Due piccioni con una fava
A Sondalo il centro staccato dell'Istituto Inail di Budrio che la Regione Lombardia intende realizzare?

Il mio è poco più di uno spot, non essendovi più spazio per articolare un ragionamento. (Tante e tali sono le novità e le cose interessanti cui dare spazio, in questo numero, che il direttore non ne trova per i suoi pezzi…!?) Ma, poiché altrove notizia e conseguente possibile proposizione non hanno avuto visibilità ed espressione, ritengo utile cominciare ad enunciarle qui, per poi eventualmente tornare a svilupparle se ve ne saranno le condizioni.

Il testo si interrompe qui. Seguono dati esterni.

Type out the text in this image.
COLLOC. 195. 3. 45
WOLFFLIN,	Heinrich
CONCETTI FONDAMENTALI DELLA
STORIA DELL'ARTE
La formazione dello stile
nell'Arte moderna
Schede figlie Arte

La notizia è del mese scorso e riguarda l'annunciato impegno della Regione a sostenere la realizzazione in Lombardia di un centro integrato dell'Istituto Inail di Budrio (cioè del «centro di eccellenza per le creazioni di protesi per chi ha subito un infortunio», come ha dichiarato l'assessore alla sanità Carlo Borsani). «I responsabili di Budrio - è sempre Borsani che parla - mi faranno conoscere le loro esigenze e avere un loro progetto per la realizzazione di questa sede staccata. Ho dato la mia piena disponibilità a individuare la struttura adatta e ad alleggerire tutti i passaggi burocratici per la sua realizzazione. La creazione di questa sede in Lombardia può aumentare la produttività di una struttura particolarmente efficiente e accorciare tempi e distanze per avere una protesi per chi ha subito un trauma».

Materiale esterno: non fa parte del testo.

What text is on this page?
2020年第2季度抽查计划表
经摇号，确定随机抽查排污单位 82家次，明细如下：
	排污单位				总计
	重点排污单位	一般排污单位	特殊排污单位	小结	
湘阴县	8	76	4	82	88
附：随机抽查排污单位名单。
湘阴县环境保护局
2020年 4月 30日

Il pensiero di un valtellinese (ma forse anche di un lombardo) non può che correre subito a Sondalo. Anche perché i responsabili dell'allora ente ospedaliero, all'incirca un paio di lustri fa, già avevano tentato (vero, dott. Schiantarelli?) di muoversi in quella direzione e sviluppato una serie di altre valutazioni, delle quali non vi è modo, ora, di riferire l'esito, ma le cui conclusioni erano tutt'altro che scoraggianti. Il cruccio di questi mesi dei managers nostrani della sanità e degli amministratori (la "minacciata" creazione dell'azienda ospedaliera provinciale) troverebbe la classica palla al balzo nel sopra riferito impegno regionale. Se è vero, come ha snocciolato l'ing. Triaca agli attoniti sindaci del distretto di Morbegno, che dei 4.000 dipendenti del settore in provincia, ben 1.500 si trovano "rinchiusi" nei padiglioni del "Morelli" e se il richiamo extra-provinciale di quella super-superstruttura («a valenza almeno regionale», come hanno sempre fantasticato, coram populo, le nostre organizzazioni sindacali e politiche) raggiunge a fatica un misero 25%, è gioco forza - come tutti pensano, ma nessuno vuol dire - che per la riorganizzazione della rete ospedaliera sia necessario estirpare proprio quel bubbone. E allora: quale migliore occasione di questa? O meglio e più precisamente: ve ne saranno altre, di occasioni?

È vero. L'opera di riconversione e ristrutturazione appare come mastodontica. Se poi ci mettiamo i mai risolti problemi infrastrutturali e il nostro sacro terrore per le trasformazioni profonde, l'impresa sembra addirittura impossibile. Ma, a parte le oggettive necessità, del presente e del futuro, che la Regione ha tradotto in programma e che, a ben guardare, non sono poca cosa, abbiamo qualche altra soluzione per quell'altro, "nostro" problema?

Sperando che il piccolo sasso nello stagno possa produrre da qui a un mese sufficiente materiale per poter tornare sull'argomento senza passare per la solita vox clamans in deserto, rivolgo ad operatori e amministratori l'invito a voler almeno prendere in considerazione la cosa.